Terdapat perbedaan pandangan antara korban dengan para relawan terhadap bencana alam meski mereka memeluk agama yang sama. Korban cenderung melihat bencana sebagai takdir Tuhan. Sementara relawan memandang bencana sebagai kompleksitas humanis. Perbedaan ini berimbas pada relasi korban dengan relawan dalam proses penanganan dan penanggulangan bencana.
Pernyataan di atas disampaikan Dr. Siti Samsiyatun dalam Wednesday Forum CRCS-ICRS 16 November 2011 dengan presentasi ‘Merengkuh Merapi dengan Iman’ yang didasarkan pada penelitiannya di beberapa daerah di Yogyakarta yang terkena erupsi Gunung Merapi 2010 lalu.
Menurut Dr. Siti, sikap pasif (penerimaan akan kehendak Tuhan) yang ditunjukkan oleh para korban ternyata mampu membangun kesabaran dan motivasi untuk bangkit.

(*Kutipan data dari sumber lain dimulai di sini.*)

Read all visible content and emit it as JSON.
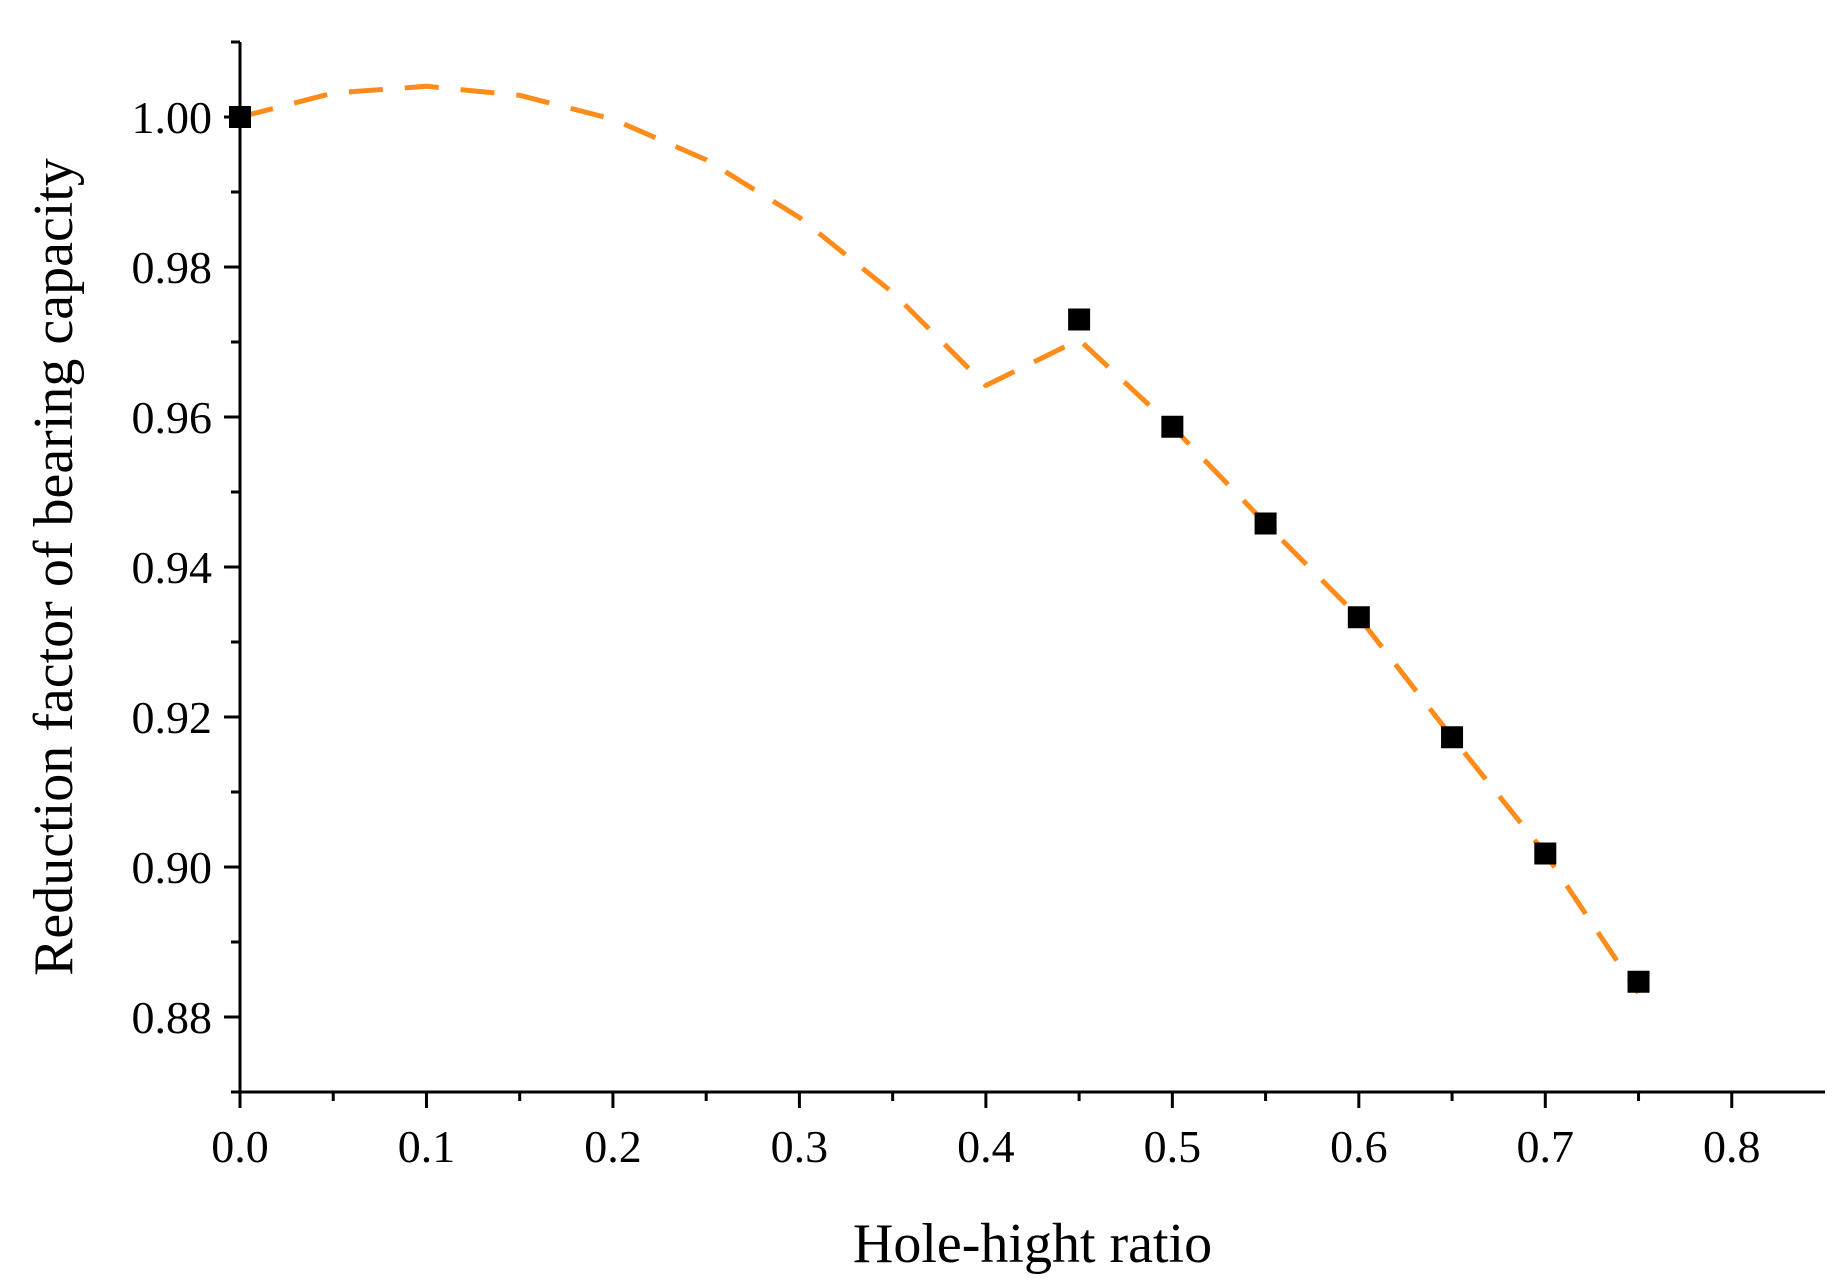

Sementara, kelompok relawan yang memandang bencana dari perspektif teologi liberal (persoalan bencana bisa dipecahkan lewat tanggung jawab dan kepedulian manusia itu sendiri) menghadirkan rasa solidaritas yang kuat.
Temuan menarik yang disampaikan oleh Ketua Program Studi ICRS ini terkait kekesalan beberapa korban terhadap ketidakacuhan relawan kepada mereka, padahal berafiliasi kepada organisasi yang sama. Kondisi ini bisa jadi terpicu oleh tekanan psikologis dan desakan kebutuhan akan bantuan sehingga mereka berpandangan sempit dan merasa harus diprioritaskan.
Selain itu, ada organisasi Islam yang datang ke lokasi, bukan memberi pertolongan tetapi malah sekedar pasang bendera dan propaganda agar korban dari kalangan Islam berhati-hati dengan bantuan dari non-Muslim. “Kecurigaan pemurtadan (terutama Kristenisasi) yang selama ini menjadi hantu di daerah bencana, setelah diinvestigasi ke lapangan ternyata tak lebih dari rumor belaka,” tutur Dr. Siti. [MoU]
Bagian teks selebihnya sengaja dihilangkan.